One secret down, two still to go. "That's the one!" Laura affirms brightly. She hops quickly up the stairs to the entrance, turning back to face Hagan. "You want to come up, for a drink or something, or are you headed home yourself?" She figures it's only polite to ask. Save Hagan the difficulty of possibly broaching the subject one way or the other.

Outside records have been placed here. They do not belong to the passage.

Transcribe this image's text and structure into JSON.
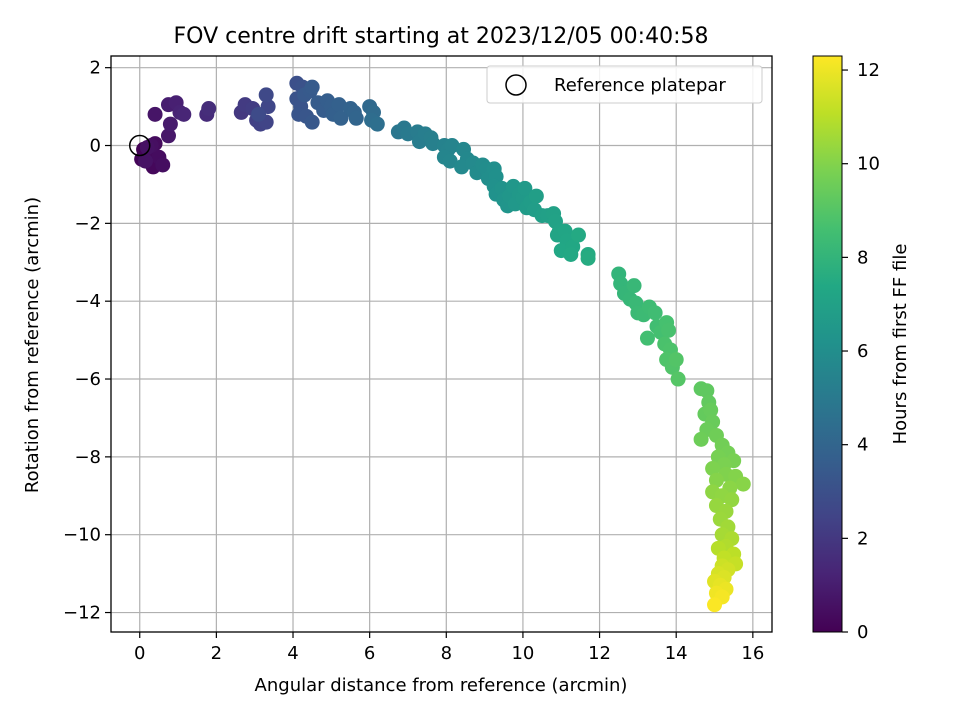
{
  "chart_data": {
    "type": "scatter",
    "title": "FOV centre drift starting at 2023/12/05 00:40:58",
    "xlabel": "Angular distance from reference (arcmin)",
    "ylabel": "Rotation from reference (arcmin)",
    "xlim": [
      -0.75,
      16.5
    ],
    "ylim": [
      -12.5,
      2.3
    ],
    "xticks": [
      "0",
      "2",
      "4",
      "6",
      "8",
      "10",
      "12",
      "14",
      "16"
    ],
    "yticks": [
      "2",
      "0",
      "−2",
      "−4",
      "−6",
      "−8",
      "−10",
      "−12"
    ],
    "grid": true,
    "legend": {
      "placement": "top-right",
      "entries": [
        "Reference platepar"
      ]
    },
    "reference_point": {
      "x": 0,
      "y": 0
    },
    "colorbar": {
      "label": "Hours from first FF file",
      "range": [
        0,
        12.3
      ],
      "ticks": [
        "0",
        "2",
        "4",
        "6",
        "8",
        "10",
        "12"
      ],
      "colormap": "viridis"
    },
    "points": [
      {
        "x": 0.1,
        "y": -0.1,
        "t": 0.05
      },
      {
        "x": 0.2,
        "y": -0.3,
        "t": 0.1
      },
      {
        "x": 0.05,
        "y": -0.35,
        "t": 0.15
      },
      {
        "x": 0.3,
        "y": -0.45,
        "t": 0.2
      },
      {
        "x": 0.35,
        "y": -0.55,
        "t": 0.25
      },
      {
        "x": 0.25,
        "y": -0.2,
        "t": 0.3
      },
      {
        "x": 0.4,
        "y": 0.05,
        "t": 0.35
      },
      {
        "x": 0.5,
        "y": -0.3,
        "t": 0.4
      },
      {
        "x": 0.6,
        "y": -0.5,
        "t": 0.45
      },
      {
        "x": 0.3,
        "y": 0.0,
        "t": 0.5
      },
      {
        "x": 0.2,
        "y": -0.05,
        "t": 0.55
      },
      {
        "x": 0.15,
        "y": -0.4,
        "t": 0.6
      },
      {
        "x": 0.4,
        "y": 0.8,
        "t": 0.7
      },
      {
        "x": 0.75,
        "y": 0.25,
        "t": 0.8
      },
      {
        "x": 0.8,
        "y": 0.55,
        "t": 0.9
      },
      {
        "x": 0.75,
        "y": 1.05,
        "t": 1.0
      },
      {
        "x": 0.95,
        "y": 1.1,
        "t": 1.1
      },
      {
        "x": 1.05,
        "y": 0.85,
        "t": 1.2
      },
      {
        "x": 1.15,
        "y": 0.8,
        "t": 1.3
      },
      {
        "x": 1.75,
        "y": 0.8,
        "t": 1.5
      },
      {
        "x": 1.8,
        "y": 0.95,
        "t": 1.6
      },
      {
        "x": 2.65,
        "y": 0.85,
        "t": 2.0
      },
      {
        "x": 2.75,
        "y": 1.05,
        "t": 2.1
      },
      {
        "x": 2.95,
        "y": 0.95,
        "t": 2.2
      },
      {
        "x": 3.05,
        "y": 0.65,
        "t": 2.3
      },
      {
        "x": 3.15,
        "y": 0.55,
        "t": 2.4
      },
      {
        "x": 3.3,
        "y": 0.6,
        "t": 2.5
      },
      {
        "x": 3.35,
        "y": 1.0,
        "t": 2.6
      },
      {
        "x": 3.3,
        "y": 1.3,
        "t": 2.7
      },
      {
        "x": 3.1,
        "y": 0.8,
        "t": 2.8
      },
      {
        "x": 4.1,
        "y": 1.6,
        "t": 3.0
      },
      {
        "x": 4.25,
        "y": 1.5,
        "t": 3.1
      },
      {
        "x": 4.1,
        "y": 1.2,
        "t": 3.15
      },
      {
        "x": 4.2,
        "y": 1.0,
        "t": 3.2
      },
      {
        "x": 4.15,
        "y": 0.8,
        "t": 3.25
      },
      {
        "x": 4.35,
        "y": 0.75,
        "t": 3.3
      },
      {
        "x": 4.5,
        "y": 0.6,
        "t": 3.35
      },
      {
        "x": 4.3,
        "y": 1.3,
        "t": 3.4
      },
      {
        "x": 4.45,
        "y": 1.4,
        "t": 3.45
      },
      {
        "x": 4.5,
        "y": 1.5,
        "t": 3.5
      },
      {
        "x": 4.65,
        "y": 1.1,
        "t": 3.55
      },
      {
        "x": 4.8,
        "y": 0.9,
        "t": 3.6
      },
      {
        "x": 4.9,
        "y": 1.15,
        "t": 3.65
      },
      {
        "x": 5.0,
        "y": 1.0,
        "t": 3.7
      },
      {
        "x": 5.05,
        "y": 0.8,
        "t": 3.75
      },
      {
        "x": 5.2,
        "y": 1.05,
        "t": 3.8
      },
      {
        "x": 5.25,
        "y": 0.7,
        "t": 3.85
      },
      {
        "x": 5.5,
        "y": 0.95,
        "t": 3.9
      },
      {
        "x": 5.6,
        "y": 0.85,
        "t": 3.95
      },
      {
        "x": 5.65,
        "y": 0.7,
        "t": 4.0
      },
      {
        "x": 6.0,
        "y": 1.0,
        "t": 4.2
      },
      {
        "x": 6.1,
        "y": 0.85,
        "t": 4.3
      },
      {
        "x": 6.05,
        "y": 0.65,
        "t": 4.4
      },
      {
        "x": 6.2,
        "y": 0.55,
        "t": 4.5
      },
      {
        "x": 6.75,
        "y": 0.35,
        "t": 4.8
      },
      {
        "x": 6.9,
        "y": 0.45,
        "t": 4.9
      },
      {
        "x": 7.0,
        "y": 0.3,
        "t": 5.0
      },
      {
        "x": 7.25,
        "y": 0.35,
        "t": 5.1
      },
      {
        "x": 7.3,
        "y": 0.1,
        "t": 5.15
      },
      {
        "x": 7.45,
        "y": 0.3,
        "t": 5.2
      },
      {
        "x": 7.6,
        "y": 0.2,
        "t": 5.25
      },
      {
        "x": 7.65,
        "y": 0.05,
        "t": 5.3
      },
      {
        "x": 7.95,
        "y": 0.0,
        "t": 5.4
      },
      {
        "x": 8.05,
        "y": -0.1,
        "t": 5.45
      },
      {
        "x": 8.15,
        "y": 0.0,
        "t": 5.5
      },
      {
        "x": 7.95,
        "y": -0.3,
        "t": 5.55
      },
      {
        "x": 8.1,
        "y": -0.4,
        "t": 5.6
      },
      {
        "x": 8.45,
        "y": -0.1,
        "t": 5.65
      },
      {
        "x": 8.55,
        "y": -0.35,
        "t": 5.7
      },
      {
        "x": 8.4,
        "y": -0.55,
        "t": 5.75
      },
      {
        "x": 8.7,
        "y": -0.45,
        "t": 5.8
      },
      {
        "x": 8.8,
        "y": -0.7,
        "t": 5.85
      },
      {
        "x": 8.95,
        "y": -0.5,
        "t": 5.9
      },
      {
        "x": 9.05,
        "y": -0.6,
        "t": 5.95
      },
      {
        "x": 9.1,
        "y": -0.85,
        "t": 6.0
      },
      {
        "x": 9.25,
        "y": -0.6,
        "t": 6.05
      },
      {
        "x": 9.3,
        "y": -0.8,
        "t": 6.1
      },
      {
        "x": 9.25,
        "y": -1.05,
        "t": 6.15
      },
      {
        "x": 9.3,
        "y": -1.25,
        "t": 6.2
      },
      {
        "x": 9.45,
        "y": -1.1,
        "t": 6.25
      },
      {
        "x": 9.5,
        "y": -1.4,
        "t": 6.3
      },
      {
        "x": 9.6,
        "y": -1.55,
        "t": 6.35
      },
      {
        "x": 9.65,
        "y": -1.3,
        "t": 6.4
      },
      {
        "x": 9.75,
        "y": -1.05,
        "t": 6.45
      },
      {
        "x": 9.8,
        "y": -1.5,
        "t": 6.5
      },
      {
        "x": 9.9,
        "y": -1.25,
        "t": 6.55
      },
      {
        "x": 10.0,
        "y": -1.35,
        "t": 6.6
      },
      {
        "x": 10.05,
        "y": -1.1,
        "t": 6.65
      },
      {
        "x": 10.1,
        "y": -1.6,
        "t": 6.7
      },
      {
        "x": 10.2,
        "y": -1.45,
        "t": 6.75
      },
      {
        "x": 10.3,
        "y": -1.65,
        "t": 6.8
      },
      {
        "x": 10.35,
        "y": -1.3,
        "t": 6.85
      },
      {
        "x": 10.5,
        "y": -1.8,
        "t": 6.9
      },
      {
        "x": 10.65,
        "y": -1.8,
        "t": 6.95
      },
      {
        "x": 10.8,
        "y": -1.75,
        "t": 7.0
      },
      {
        "x": 10.85,
        "y": -1.95,
        "t": 7.05
      },
      {
        "x": 10.95,
        "y": -2.2,
        "t": 7.1
      },
      {
        "x": 10.9,
        "y": -2.3,
        "t": 7.15
      },
      {
        "x": 11.1,
        "y": -2.2,
        "t": 7.2
      },
      {
        "x": 11.15,
        "y": -2.45,
        "t": 7.25
      },
      {
        "x": 11.0,
        "y": -2.7,
        "t": 7.3
      },
      {
        "x": 11.3,
        "y": -2.6,
        "t": 7.35
      },
      {
        "x": 11.25,
        "y": -2.8,
        "t": 7.4
      },
      {
        "x": 11.45,
        "y": -2.3,
        "t": 7.45
      },
      {
        "x": 11.7,
        "y": -2.8,
        "t": 7.5
      },
      {
        "x": 11.7,
        "y": -2.9,
        "t": 7.55
      },
      {
        "x": 12.5,
        "y": -3.3,
        "t": 8.0
      },
      {
        "x": 12.55,
        "y": -3.55,
        "t": 8.05
      },
      {
        "x": 12.65,
        "y": -3.8,
        "t": 8.1
      },
      {
        "x": 12.8,
        "y": -3.95,
        "t": 8.15
      },
      {
        "x": 12.9,
        "y": -3.6,
        "t": 8.2
      },
      {
        "x": 12.95,
        "y": -4.05,
        "t": 8.25
      },
      {
        "x": 13.0,
        "y": -4.3,
        "t": 8.3
      },
      {
        "x": 13.15,
        "y": -4.35,
        "t": 8.35
      },
      {
        "x": 13.3,
        "y": -4.15,
        "t": 8.4
      },
      {
        "x": 13.45,
        "y": -4.3,
        "t": 8.45
      },
      {
        "x": 13.5,
        "y": -4.65,
        "t": 8.5
      },
      {
        "x": 13.25,
        "y": -4.95,
        "t": 8.55
      },
      {
        "x": 13.6,
        "y": -4.8,
        "t": 8.6
      },
      {
        "x": 13.75,
        "y": -4.55,
        "t": 8.65
      },
      {
        "x": 13.8,
        "y": -4.75,
        "t": 8.7
      },
      {
        "x": 13.7,
        "y": -5.1,
        "t": 8.75
      },
      {
        "x": 13.85,
        "y": -5.25,
        "t": 8.8
      },
      {
        "x": 13.75,
        "y": -5.5,
        "t": 8.85
      },
      {
        "x": 13.9,
        "y": -5.7,
        "t": 8.9
      },
      {
        "x": 14.0,
        "y": -5.5,
        "t": 8.95
      },
      {
        "x": 14.05,
        "y": -6.0,
        "t": 9.0
      },
      {
        "x": 14.65,
        "y": -6.25,
        "t": 9.2
      },
      {
        "x": 14.8,
        "y": -6.3,
        "t": 9.25
      },
      {
        "x": 14.85,
        "y": -6.6,
        "t": 9.3
      },
      {
        "x": 14.75,
        "y": -6.9,
        "t": 9.35
      },
      {
        "x": 14.9,
        "y": -6.8,
        "t": 9.4
      },
      {
        "x": 14.95,
        "y": -7.1,
        "t": 9.45
      },
      {
        "x": 14.8,
        "y": -7.3,
        "t": 9.5
      },
      {
        "x": 14.65,
        "y": -7.55,
        "t": 9.55
      },
      {
        "x": 15.05,
        "y": -7.45,
        "t": 9.6
      },
      {
        "x": 15.2,
        "y": -7.7,
        "t": 9.65
      },
      {
        "x": 15.35,
        "y": -7.9,
        "t": 9.7
      },
      {
        "x": 15.1,
        "y": -8.0,
        "t": 9.75
      },
      {
        "x": 15.5,
        "y": -8.1,
        "t": 9.8
      },
      {
        "x": 15.25,
        "y": -8.2,
        "t": 9.85
      },
      {
        "x": 14.95,
        "y": -8.3,
        "t": 9.9
      },
      {
        "x": 15.3,
        "y": -8.45,
        "t": 9.95
      },
      {
        "x": 15.55,
        "y": -8.5,
        "t": 10.0
      },
      {
        "x": 15.05,
        "y": -8.6,
        "t": 10.05
      },
      {
        "x": 15.75,
        "y": -8.7,
        "t": 10.1
      },
      {
        "x": 15.4,
        "y": -8.8,
        "t": 10.15
      },
      {
        "x": 14.95,
        "y": -8.9,
        "t": 10.2
      },
      {
        "x": 15.2,
        "y": -9.0,
        "t": 10.25
      },
      {
        "x": 15.45,
        "y": -9.1,
        "t": 10.3
      },
      {
        "x": 15.05,
        "y": -9.25,
        "t": 10.35
      },
      {
        "x": 15.3,
        "y": -9.4,
        "t": 10.4
      },
      {
        "x": 15.15,
        "y": -9.6,
        "t": 10.45
      },
      {
        "x": 15.35,
        "y": -9.8,
        "t": 10.55
      },
      {
        "x": 15.2,
        "y": -10.0,
        "t": 10.65
      },
      {
        "x": 15.45,
        "y": -10.1,
        "t": 10.75
      },
      {
        "x": 15.3,
        "y": -10.3,
        "t": 10.85
      },
      {
        "x": 15.1,
        "y": -10.35,
        "t": 10.95
      },
      {
        "x": 15.5,
        "y": -10.5,
        "t": 11.05
      },
      {
        "x": 15.25,
        "y": -10.6,
        "t": 11.15
      },
      {
        "x": 15.55,
        "y": -10.75,
        "t": 11.25
      },
      {
        "x": 15.2,
        "y": -10.8,
        "t": 11.35
      },
      {
        "x": 15.35,
        "y": -10.9,
        "t": 11.45
      },
      {
        "x": 15.1,
        "y": -11.0,
        "t": 11.55
      },
      {
        "x": 15.25,
        "y": -11.1,
        "t": 11.65
      },
      {
        "x": 15.0,
        "y": -11.2,
        "t": 11.75
      },
      {
        "x": 15.15,
        "y": -11.3,
        "t": 11.85
      },
      {
        "x": 15.3,
        "y": -11.4,
        "t": 11.95
      },
      {
        "x": 15.05,
        "y": -11.5,
        "t": 12.05
      },
      {
        "x": 15.2,
        "y": -11.6,
        "t": 12.15
      },
      {
        "x": 15.0,
        "y": -11.8,
        "t": 12.25
      }
    ]
  }
}
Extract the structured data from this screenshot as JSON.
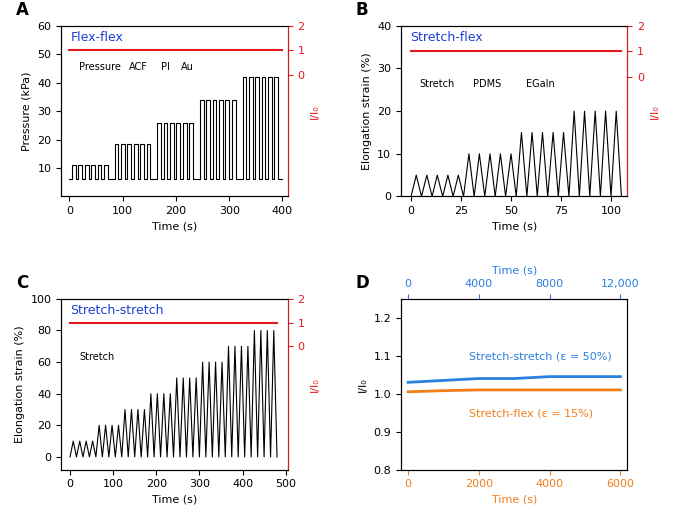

Hagan climbs up the stairs after her. The question causes more fishmouthing and shifting than it really should. "I'd really, really love to, but I have a thing. A project due Monday morning, soon as the printer opens. If it's not done by then, then I'm in shit. Pantene will send the shampoo police after me or some bloody thing." He hesitates only briefly, then moves in close. He touches her face gently, and kisses, this time underneath the full illumination of the porch light.

Laura leans into the kiss, then breaks off after a little while, though she doesn't pull back. "Monday's a holiday," she reminds Hagan in an almost singsong voice, the corners of her lips tugging up in a light grin. Then she steps away, turns, opening the building door. Glances back over her shoulder, free hand sketching a brief wave. "I'll call you Monday evening!" And then there was just one pedestrian on the porch.

"What? What kind of holiday is Monday?" Hagan looks a little bewildered, but doesn't try to stop her otherwise. He stands there at her door for a moment, and gathers his thoughts. It's a bit like the puppy waiting at the door after its master has gone away. But the puppy eventually drops back off the stoop, lights a cigarette and starts to walk briskly towards home. With a grin on his face.